Complexo do Alemão é a Faixa de Gaza do Rio, diz 'El País'
A onda de ataques no Rio de Janeiro segue em destaque na mídia internacional nesta sexta-feira, um dia após blindados da Marinha auxiliarem a ocupação da Vila Cruzeiro, na zona norte da cidade. O assunto dominou as manchetes das versões digitais dos jornais El País, da Espanha, e La Nación, da Argentina.
O espanhol El País destaca o anúncio feito ontem pelo presidente Luiz Inácio Lula da Silva de envio de 800 soldados do Exército, dois helicópteros e mais tanques ao Rio de Janeiro. O jornal cita os acontecimentos do sexto dia do que chamou de "guerra" nos "quatro pontos cardeais da cidade". "O secretário de Segurança do Rio anunciou que a batalha no Complexo do Alemão - considerado a Faixa de Gaza do Rio -, onde se calcula que estejam concentrados cerca de mil traficantes, vai continuar hoje, mas não quis dar dados concretos 'para preservar a segurança dos militares'", diz o jornal.

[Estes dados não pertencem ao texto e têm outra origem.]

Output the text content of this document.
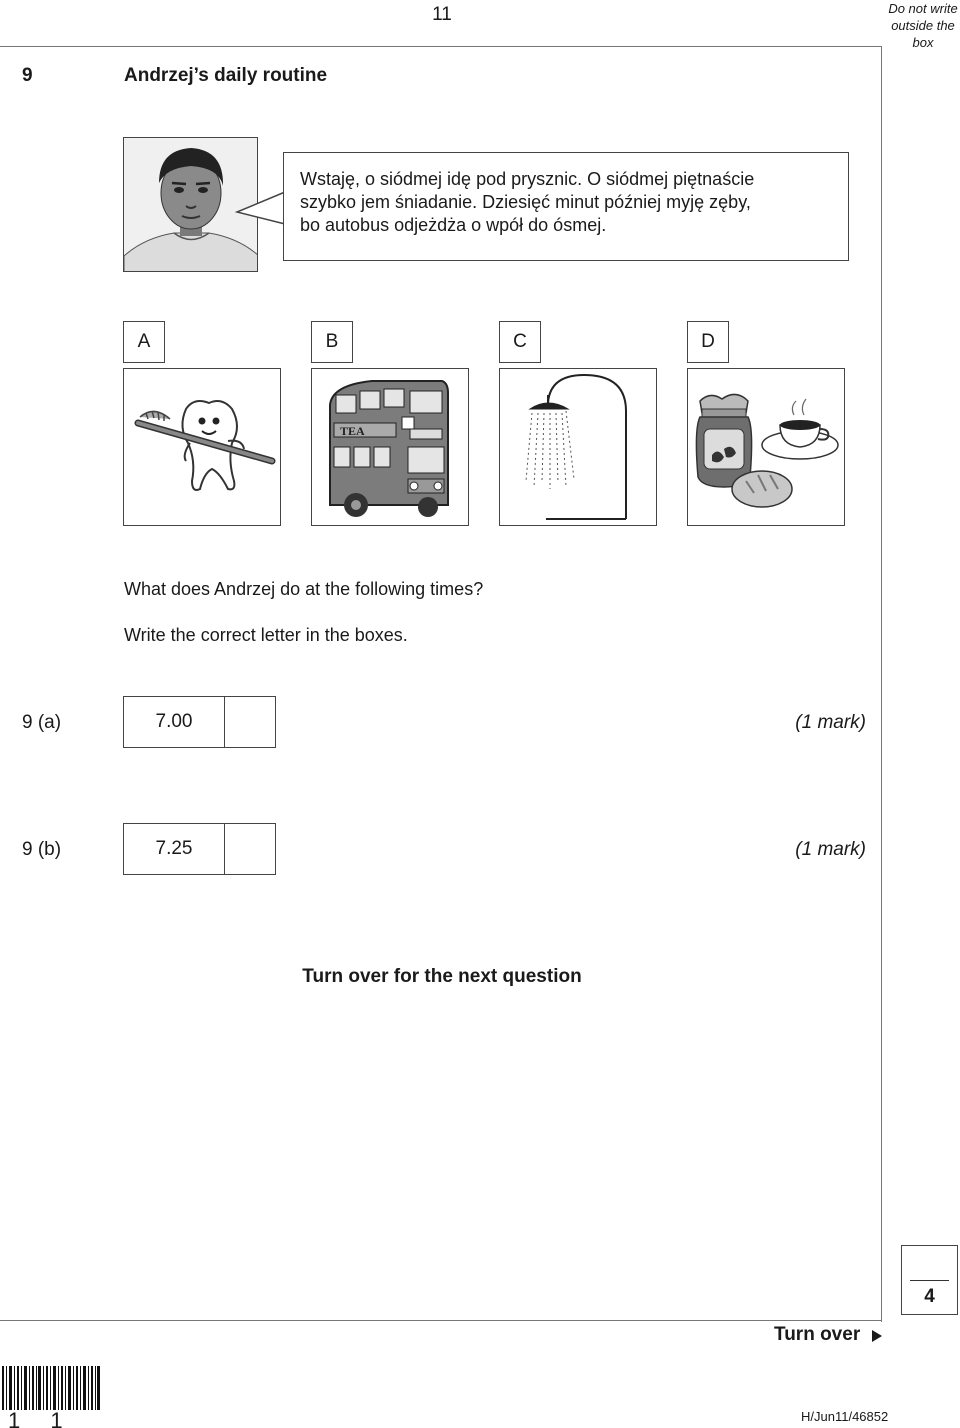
11	Do not write
outside the
box
9	Andrzej’s daily routine
Wstaję, o siódmej idę pod prysznic. O siódmej piętnaście
szybko jem śniadanie. Dziesięć minut później myję zęby,
bo autobus odjeżdża o wpół do ósmej.
A	B	C	D
TEA
What does Andrzej do at the following times?
Write the correct letter in the boxes.
9 (a)	7.00	(1 mark)
9 (b)	7.25	(1 mark)
Turn over for the next question
4
Turn over
1 1	H/Jun11/46852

A publicação relata o sentimento unânime entre a opinião pública de que as forças de ordem não podem voltar atrás e precisam ganhar a guerra. "Não basta que ganhem mais uma batalha, como as que estavam acostumados no passado", para posteriormente constatar que "a cabeça do dragão do tráfico voltava a levantar-se com maior força", diz o El País. "Pela primeira vez na triste e violenta história da luta contra os traficantes, a população das favelas saiu de suas casas para aplaudir os policiais e os militares e oferecer-lhes ajuda."
O jornal ainda faz uma referência ao filme Tropa de Elite 2, sucesso nos cinemas nacionais que retrata a luta do Batalhão de Operações Policiais Especiais (Bope) contra o crime. "Os brasileiros que assistiram em massa à segunda parte do filme Tropa de Elite acreditavam que estavam assistindo novamente ao filme", afirma.

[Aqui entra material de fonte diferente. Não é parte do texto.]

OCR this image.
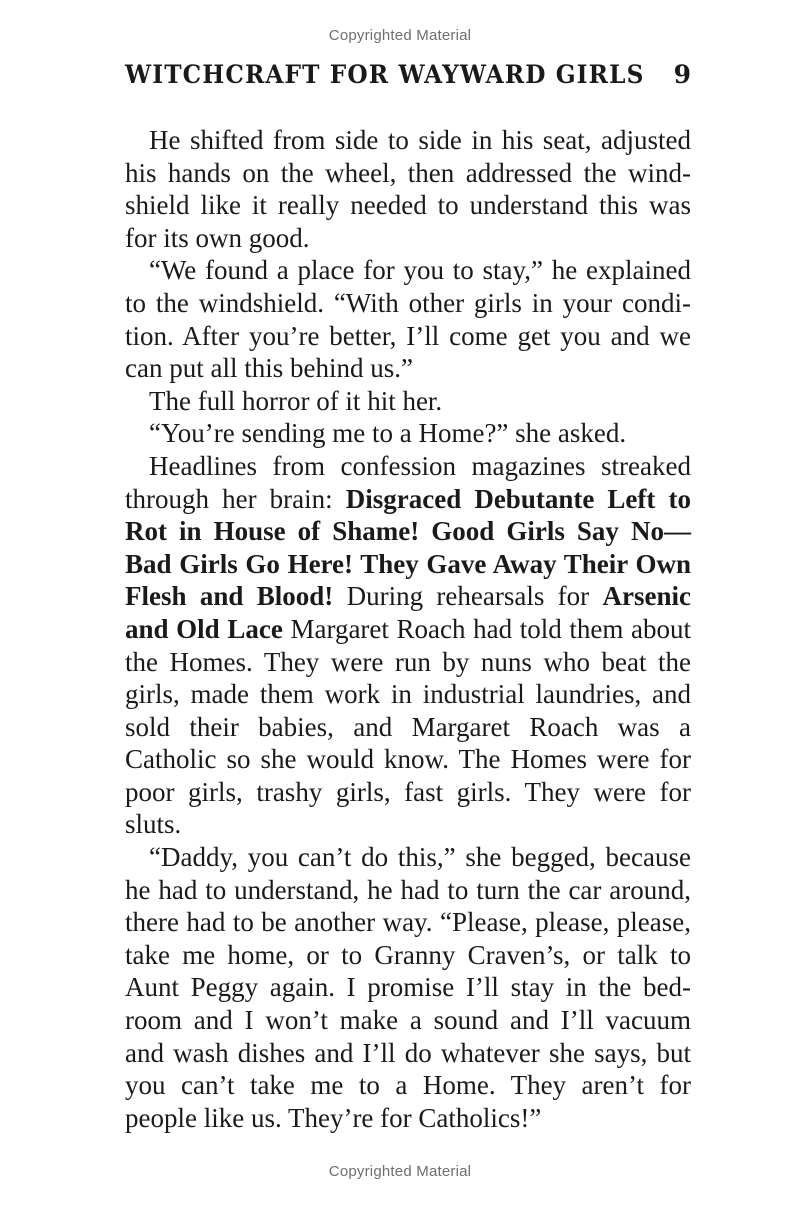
Copyrighted Material
WITCHCRAFT FOR WAYWARD GIRLS 9

He shifted from side to side in his seat, adjusted his hands on the wheel, then addressed the windshield like it really needed to understand this was for its own good.

“We found a place for you to stay,” he explained to the windshield. “With other girls in your condition. After you’re better, I’ll come get you and we can put all this behind us.”

The full horror of it hit her.

“You’re sending me to a Home?” she asked.

Headlines from confession magazines streaked through her brain: Disgraced Debutante Left to Rot in House of Shame! Good Girls Say No—Bad Girls Go Here! They Gave Away Their Own Flesh and Blood! During rehearsals for Arsenic and Old Lace Margaret Roach had told them about the Homes. They were run by nuns who beat the girls, made them work in industrial laundries, and sold their babies, and Margaret Roach was a Catholic so she would know. The Homes were for poor girls, trashy girls, fast girls. They were for sluts.

“Daddy, you can’t do this,” she begged, because he had to understand, he had to turn the car around, there had to be another way. “Please, please, please, take me home, or to Granny Craven’s, or talk to Aunt Peggy again. I promise I’ll stay in the bedroom and I won’t make a sound and I’ll vacuum and wash dishes and I’ll do whatever she says, but you can’t take me to a Home. They aren’t for people like us. They’re for Catholics!”

Copyrighted Material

Já o argentino La Nación fala sobre a "tensa calma" com que o Rio de Janeiro amanheceu nesta sexta-feira, à espera de novas ações da polícia contra o tráfico de drogas nas favelas da zona norte da cidade. "Com a Cidade Maravilhosa transformada em um verdadeiro cenário de guerra, os cariocas sofrem de uma síndrome de pânico e têm de alterar sua rotina, enquanto permanecem atentos às notícias dos jornais, rádios e TVs para seguir o andamento da batalha", diz o jornal.

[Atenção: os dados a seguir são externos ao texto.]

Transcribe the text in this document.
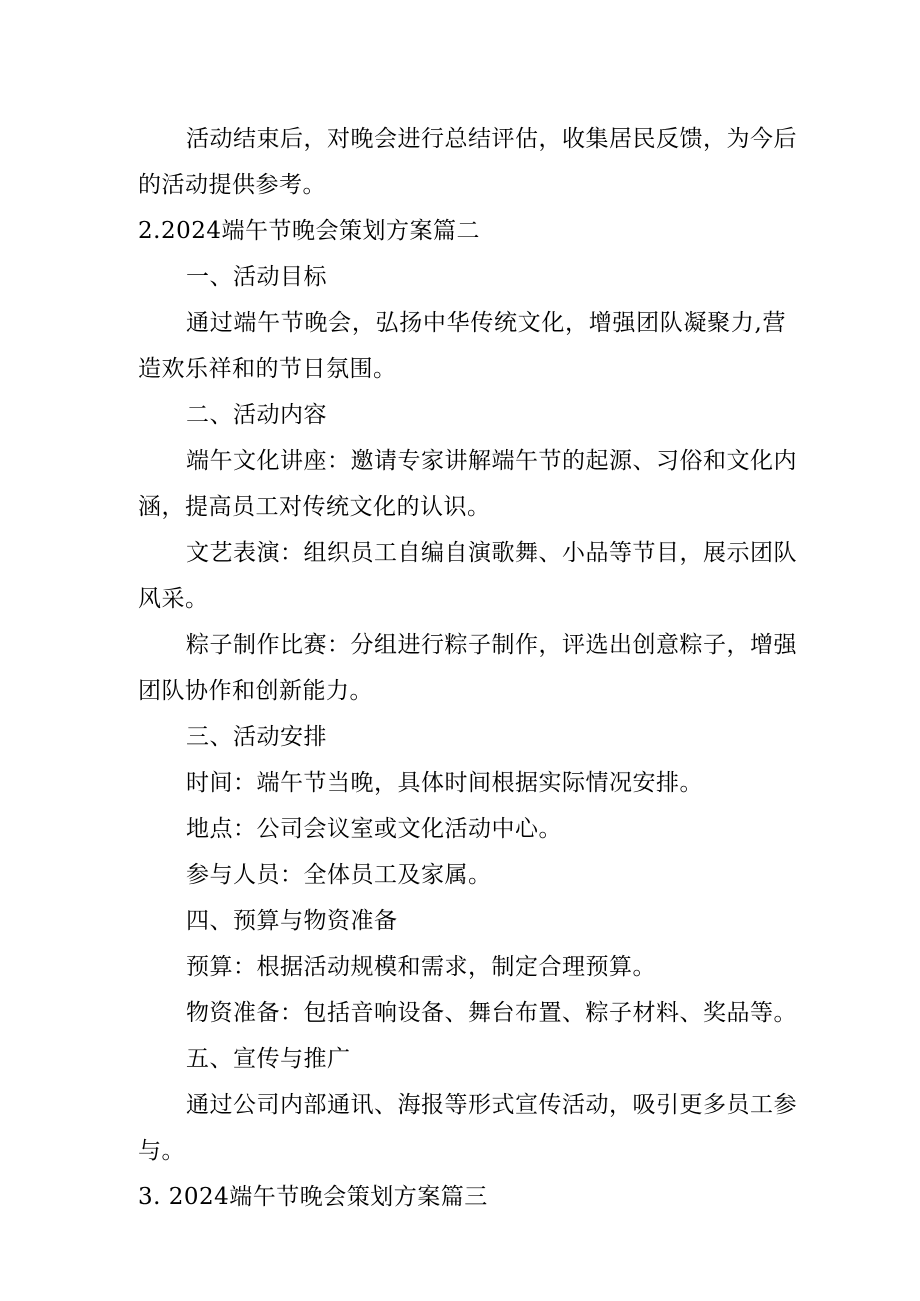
活动结束后，对晚会进行总结评估，收集居民反馈，为今后
的活动提供参考。
2.2024端午节晚会策划方案篇二
一、活动目标
通过端午节晚会，弘扬中华传统文化，增强团队凝聚力,营
造欢乐祥和的节日氛围。
二、活动内容
端午文化讲座：邀请专家讲解端午节的起源、习俗和文化内
涵，提高员工对传统文化的认识。
文艺表演：组织员工自编自演歌舞、小品等节目，展示团队
风采。
粽子制作比赛：分组进行粽子制作，评选出创意粽子，增强
团队协作和创新能力。
三、活动安排
时间：端午节当晚，具体时间根据实际情况安排。
地点：公司会议室或文化活动中心。
参与人员：全体员工及家属。
四、预算与物资准备
预算：根据活动规模和需求，制定合理预算。
物资准备：包括音响设备、舞台布置、粽子材料、奖品等。
五、宣传与推广
通过公司内部通讯、海报等形式宣传活动，吸引更多员工参
与。
3. 2024端午节晚会策划方案篇三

Para a publicação, a tomada da Vila Cruzeiro foi apenas um episódio de uma guerra "que promete ser dura e que foi reiniciada com os ataques de traficantes em resposta à política de segurança e pacificação das favelas, lançada pelo governo de Sérgio Cabral em 2007".
A matéria do La Nación faz ainda um paralelo entre a situação no Rio de Janeiro e a onda de violência registrada em São Paulo em 2006, quando membros da facção criminosa Primeiro Comando da Capital (PCC) levou pânico às ruas com ataques às autoridades que deixaram mais de 500 mortos em nove dias, em resposta à transferências de chefes do grupo a prisões de segurança máxima.